Get the volume of a reciprocal zone.

decompose(m::AbstractMatrix{<:Number}, m₀::AbstractMatrix{<:Number}) -> Number
decompose(m::AbstractMatrix{<:Number}, ms::ZeroAtLeast{AbstractMatrix{<:Number}}) -> ZeroAtLeast{Number}
decompose(m::AbstractMatrix{<:Number}, ms::AbstractVector{<:AbstractMatrix{<:Number}}) -> Vector{<:Number}

Decompose a matrix.

decompose(v₀::AbstractVector{<:Number}, v₁::AbstractVector{<:Number}) -> Number
decompose(v₀::AbstractVector{<:Number}, v₁::AbstractVector{<:Number}, v₂::AbstractVector{<:Number}) -> Tuple{Number, Number}
decompose(v₀::AbstractVector{<:Number}, v₁::AbstractVector{<:Number}, v₂::AbstractVector{<:Number}, v₃::AbstractVector{<:Number}) -> Tuple{Number, Number, Number}
decompose(v₀::AbstractVector{<:Number}, vs::AbstractVector{<:AbstractVector{<:Number}}) -> Vector{<:Number}

Decompose a vector with respect to input basis vectors.

dimension(lattice::AbstractLattice) -> Int
dimension(::Type{<:AbstractLattice{N}}) where N -> Int

Get the space dimension of the lattice.

dimension(bond::Bond) -> Int
dimension(::Type{<:Bond{K, P} where K}) where {P<:Point} -> Int

Get the space dimension of a concrete bond.

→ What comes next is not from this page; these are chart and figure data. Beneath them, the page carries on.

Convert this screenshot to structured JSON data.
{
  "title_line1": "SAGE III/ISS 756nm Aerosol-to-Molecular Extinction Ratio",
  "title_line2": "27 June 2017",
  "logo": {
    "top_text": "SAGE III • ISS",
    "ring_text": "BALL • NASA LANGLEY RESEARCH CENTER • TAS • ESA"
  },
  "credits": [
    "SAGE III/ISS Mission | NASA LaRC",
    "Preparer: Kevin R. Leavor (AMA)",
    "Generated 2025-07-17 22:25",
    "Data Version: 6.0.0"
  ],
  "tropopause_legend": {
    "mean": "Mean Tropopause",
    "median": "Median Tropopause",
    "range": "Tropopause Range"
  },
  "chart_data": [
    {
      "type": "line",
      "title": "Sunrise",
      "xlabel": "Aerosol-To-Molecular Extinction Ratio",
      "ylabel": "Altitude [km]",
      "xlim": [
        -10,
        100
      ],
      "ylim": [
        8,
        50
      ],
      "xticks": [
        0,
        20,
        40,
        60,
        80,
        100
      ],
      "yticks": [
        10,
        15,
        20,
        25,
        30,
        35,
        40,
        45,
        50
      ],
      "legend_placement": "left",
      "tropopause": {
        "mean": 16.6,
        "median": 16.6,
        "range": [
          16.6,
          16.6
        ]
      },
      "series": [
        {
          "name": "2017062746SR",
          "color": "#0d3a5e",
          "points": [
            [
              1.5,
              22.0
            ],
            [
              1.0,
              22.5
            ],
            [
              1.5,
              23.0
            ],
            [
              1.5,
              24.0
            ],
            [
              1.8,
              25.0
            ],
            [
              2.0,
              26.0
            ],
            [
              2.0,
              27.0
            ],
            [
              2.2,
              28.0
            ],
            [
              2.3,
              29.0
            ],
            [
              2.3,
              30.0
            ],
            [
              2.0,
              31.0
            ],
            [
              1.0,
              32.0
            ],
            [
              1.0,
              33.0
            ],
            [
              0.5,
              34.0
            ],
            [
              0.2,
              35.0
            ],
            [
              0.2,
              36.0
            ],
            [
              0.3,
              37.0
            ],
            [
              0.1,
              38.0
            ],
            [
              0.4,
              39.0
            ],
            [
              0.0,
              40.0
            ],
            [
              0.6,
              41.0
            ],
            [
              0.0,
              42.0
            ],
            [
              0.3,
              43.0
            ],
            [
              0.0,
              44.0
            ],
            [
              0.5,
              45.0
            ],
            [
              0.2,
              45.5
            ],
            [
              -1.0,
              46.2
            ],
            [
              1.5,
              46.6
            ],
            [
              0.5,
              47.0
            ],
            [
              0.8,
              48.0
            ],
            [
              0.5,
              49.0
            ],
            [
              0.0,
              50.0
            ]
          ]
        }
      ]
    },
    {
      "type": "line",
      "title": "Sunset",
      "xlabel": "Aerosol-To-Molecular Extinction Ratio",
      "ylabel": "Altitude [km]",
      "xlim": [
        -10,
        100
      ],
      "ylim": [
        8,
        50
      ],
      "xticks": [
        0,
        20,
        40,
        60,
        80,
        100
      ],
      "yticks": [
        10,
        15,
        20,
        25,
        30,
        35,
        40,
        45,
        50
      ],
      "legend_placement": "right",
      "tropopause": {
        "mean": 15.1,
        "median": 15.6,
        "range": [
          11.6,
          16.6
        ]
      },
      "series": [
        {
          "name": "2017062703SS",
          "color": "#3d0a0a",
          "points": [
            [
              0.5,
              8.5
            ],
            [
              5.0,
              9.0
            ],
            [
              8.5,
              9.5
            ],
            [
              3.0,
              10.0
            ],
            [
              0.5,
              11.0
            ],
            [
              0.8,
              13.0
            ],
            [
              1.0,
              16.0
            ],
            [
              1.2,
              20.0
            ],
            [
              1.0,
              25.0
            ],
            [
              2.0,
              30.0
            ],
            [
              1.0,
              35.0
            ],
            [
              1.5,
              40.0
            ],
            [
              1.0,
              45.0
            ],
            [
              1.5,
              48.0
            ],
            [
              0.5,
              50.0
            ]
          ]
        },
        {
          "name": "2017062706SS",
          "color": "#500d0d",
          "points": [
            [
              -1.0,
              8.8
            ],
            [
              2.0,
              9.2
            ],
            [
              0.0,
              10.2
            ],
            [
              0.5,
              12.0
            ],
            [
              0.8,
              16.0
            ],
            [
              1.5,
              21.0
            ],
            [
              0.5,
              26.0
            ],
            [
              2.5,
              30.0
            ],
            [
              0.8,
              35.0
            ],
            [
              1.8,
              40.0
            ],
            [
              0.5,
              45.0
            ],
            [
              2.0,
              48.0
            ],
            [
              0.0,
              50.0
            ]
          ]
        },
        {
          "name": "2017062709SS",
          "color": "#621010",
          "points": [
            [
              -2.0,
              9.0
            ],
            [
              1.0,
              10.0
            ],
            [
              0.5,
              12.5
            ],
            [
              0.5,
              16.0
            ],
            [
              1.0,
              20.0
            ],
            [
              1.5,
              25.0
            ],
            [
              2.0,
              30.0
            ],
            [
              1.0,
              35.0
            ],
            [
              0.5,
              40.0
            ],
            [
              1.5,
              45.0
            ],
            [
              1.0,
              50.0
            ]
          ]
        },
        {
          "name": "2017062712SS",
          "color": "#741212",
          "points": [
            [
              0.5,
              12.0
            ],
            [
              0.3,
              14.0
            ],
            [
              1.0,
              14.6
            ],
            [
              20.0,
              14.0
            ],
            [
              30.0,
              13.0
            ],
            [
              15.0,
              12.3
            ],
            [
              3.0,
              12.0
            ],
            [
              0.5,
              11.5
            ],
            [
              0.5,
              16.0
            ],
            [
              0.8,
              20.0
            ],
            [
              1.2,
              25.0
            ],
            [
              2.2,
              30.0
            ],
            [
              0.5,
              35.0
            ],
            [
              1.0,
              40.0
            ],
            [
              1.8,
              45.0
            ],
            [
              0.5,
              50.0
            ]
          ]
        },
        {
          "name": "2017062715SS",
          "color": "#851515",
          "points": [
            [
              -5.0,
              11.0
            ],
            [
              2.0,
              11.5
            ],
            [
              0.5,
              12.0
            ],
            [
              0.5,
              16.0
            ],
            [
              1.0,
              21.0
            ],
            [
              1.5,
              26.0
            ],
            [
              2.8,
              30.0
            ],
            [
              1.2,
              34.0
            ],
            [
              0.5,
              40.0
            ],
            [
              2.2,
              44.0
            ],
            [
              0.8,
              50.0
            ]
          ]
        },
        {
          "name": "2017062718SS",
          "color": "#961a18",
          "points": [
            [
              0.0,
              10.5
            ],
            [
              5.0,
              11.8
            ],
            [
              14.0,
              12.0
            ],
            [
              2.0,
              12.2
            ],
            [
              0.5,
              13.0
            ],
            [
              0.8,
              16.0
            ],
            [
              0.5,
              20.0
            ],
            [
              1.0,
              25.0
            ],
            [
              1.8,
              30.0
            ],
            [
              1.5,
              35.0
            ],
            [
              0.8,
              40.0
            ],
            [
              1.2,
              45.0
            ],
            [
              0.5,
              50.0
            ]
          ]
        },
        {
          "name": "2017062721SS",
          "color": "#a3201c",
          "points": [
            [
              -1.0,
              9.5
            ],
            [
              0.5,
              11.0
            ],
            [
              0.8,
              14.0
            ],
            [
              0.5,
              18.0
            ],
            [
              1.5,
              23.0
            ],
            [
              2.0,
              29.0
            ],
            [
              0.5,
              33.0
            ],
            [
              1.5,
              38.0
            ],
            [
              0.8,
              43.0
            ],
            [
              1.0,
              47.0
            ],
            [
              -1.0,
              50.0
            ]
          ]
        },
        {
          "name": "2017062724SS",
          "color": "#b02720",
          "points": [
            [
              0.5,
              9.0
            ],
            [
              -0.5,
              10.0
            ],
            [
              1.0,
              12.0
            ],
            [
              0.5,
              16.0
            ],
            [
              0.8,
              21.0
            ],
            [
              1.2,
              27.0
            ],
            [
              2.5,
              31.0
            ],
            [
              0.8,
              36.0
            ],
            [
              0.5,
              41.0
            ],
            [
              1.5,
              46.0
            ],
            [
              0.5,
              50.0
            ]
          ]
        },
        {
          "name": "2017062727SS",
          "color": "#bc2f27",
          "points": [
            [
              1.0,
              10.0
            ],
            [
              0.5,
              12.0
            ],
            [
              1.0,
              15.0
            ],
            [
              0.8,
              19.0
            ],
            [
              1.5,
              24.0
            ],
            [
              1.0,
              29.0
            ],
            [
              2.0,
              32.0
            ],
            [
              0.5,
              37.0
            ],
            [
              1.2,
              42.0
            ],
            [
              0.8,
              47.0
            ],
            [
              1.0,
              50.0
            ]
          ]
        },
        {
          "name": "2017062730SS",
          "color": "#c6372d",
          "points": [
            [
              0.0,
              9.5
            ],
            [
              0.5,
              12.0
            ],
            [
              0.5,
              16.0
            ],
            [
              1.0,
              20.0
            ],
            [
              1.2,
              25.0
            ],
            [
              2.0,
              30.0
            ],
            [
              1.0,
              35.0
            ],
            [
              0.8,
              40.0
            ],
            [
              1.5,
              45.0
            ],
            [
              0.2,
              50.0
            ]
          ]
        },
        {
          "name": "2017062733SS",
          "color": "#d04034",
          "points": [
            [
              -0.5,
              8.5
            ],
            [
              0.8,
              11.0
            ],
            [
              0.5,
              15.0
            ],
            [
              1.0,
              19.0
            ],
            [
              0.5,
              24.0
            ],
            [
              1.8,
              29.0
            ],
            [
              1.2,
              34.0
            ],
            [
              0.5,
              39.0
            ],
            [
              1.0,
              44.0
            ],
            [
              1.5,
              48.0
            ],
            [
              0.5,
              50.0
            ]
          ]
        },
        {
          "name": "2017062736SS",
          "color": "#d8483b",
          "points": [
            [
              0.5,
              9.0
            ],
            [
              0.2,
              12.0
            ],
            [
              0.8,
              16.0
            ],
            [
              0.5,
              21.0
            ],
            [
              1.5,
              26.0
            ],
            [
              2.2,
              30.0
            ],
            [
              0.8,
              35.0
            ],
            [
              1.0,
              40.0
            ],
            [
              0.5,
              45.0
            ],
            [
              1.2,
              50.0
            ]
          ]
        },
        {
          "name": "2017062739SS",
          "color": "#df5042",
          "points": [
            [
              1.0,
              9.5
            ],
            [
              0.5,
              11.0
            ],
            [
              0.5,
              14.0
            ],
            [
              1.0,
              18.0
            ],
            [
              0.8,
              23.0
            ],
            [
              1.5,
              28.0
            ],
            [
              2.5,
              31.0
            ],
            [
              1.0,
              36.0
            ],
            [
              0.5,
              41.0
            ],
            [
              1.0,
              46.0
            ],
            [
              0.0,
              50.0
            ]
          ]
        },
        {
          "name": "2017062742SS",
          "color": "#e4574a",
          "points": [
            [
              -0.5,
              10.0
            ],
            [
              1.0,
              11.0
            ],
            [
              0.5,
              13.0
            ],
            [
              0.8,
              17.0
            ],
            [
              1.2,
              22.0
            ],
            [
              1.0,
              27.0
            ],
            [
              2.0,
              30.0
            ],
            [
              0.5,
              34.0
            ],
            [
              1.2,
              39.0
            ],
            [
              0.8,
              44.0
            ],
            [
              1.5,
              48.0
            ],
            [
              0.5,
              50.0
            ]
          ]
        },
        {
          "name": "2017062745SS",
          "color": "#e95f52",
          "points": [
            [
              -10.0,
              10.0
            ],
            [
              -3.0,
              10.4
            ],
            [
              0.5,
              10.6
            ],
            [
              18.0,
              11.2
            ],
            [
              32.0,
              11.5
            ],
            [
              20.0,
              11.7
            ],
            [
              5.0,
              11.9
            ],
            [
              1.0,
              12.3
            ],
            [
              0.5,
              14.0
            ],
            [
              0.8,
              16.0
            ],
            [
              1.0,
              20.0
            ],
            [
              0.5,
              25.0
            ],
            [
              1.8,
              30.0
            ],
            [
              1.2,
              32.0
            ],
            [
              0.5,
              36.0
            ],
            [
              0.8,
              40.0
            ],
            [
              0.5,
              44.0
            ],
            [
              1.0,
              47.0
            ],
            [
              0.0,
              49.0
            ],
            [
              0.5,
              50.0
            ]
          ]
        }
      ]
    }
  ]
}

dimension(point::Point) -> Int
dimension(::Type{<:Point{N}}) where N -> Int

Get the spatial dimension of a point.

dimension(reciprocalspace::ReciprocalSpace) -> Int
dimension(::Type{<:ReciprocalSpace{K, P} where K}) where {P<:SVector} -> Int

Get the spatial dimension of a reciprocal space.

expand(reciprocalspace::FractionalReciprocalSpace, fractional::AbstractVector{<:Number}) -> AbstractVector{<:AbstractVector{<:Number}}

Expand the fractional coordinate in a reciprocal space to the Cartesian coordinate.

@recipe plot(lattice::AbstractLattice, neighbors::Union{Int, Neighbors}, filter::Function=bond->true; siteon=false)

Define the recipe for the visualization of a lattice.

@recipe plot(reciprocalspace::FractionalReciprocalSpace; fractional=false, autolims=true)

Define the recipe for the visualization of a reciprocal space with fractional coordinates.

When fractional is true, the fractional coordinates will be plotted. Otherwise the Cartesian coordinates will be plotted.

@recipe plot(curve::ReciprocalCurve)

Define the recipe for the visualization of a reciprocal curve.

@recipe plot(path::ReciprocalPath, y::AbstractVector{<:Number}, data::AbstractMatrix{<:Number})

Define the recipe for the heatmap visualization of data on the x-y plain with the x axis being a reciprocal path.

@recipe plot(path::ReciprocalPath)

Define the recipe for the visualization of a reciprocal path.

@recipe plot(reciprocalscatter::ReciprocalScatter, weights::AbstractMatrix{<:Number}; fractional=true, weightmultiplier=1.0, weightcolors=nothing, weightlabels=nothing)

Define the recipe for the scatter visualization of reciprocal points with a series of weights.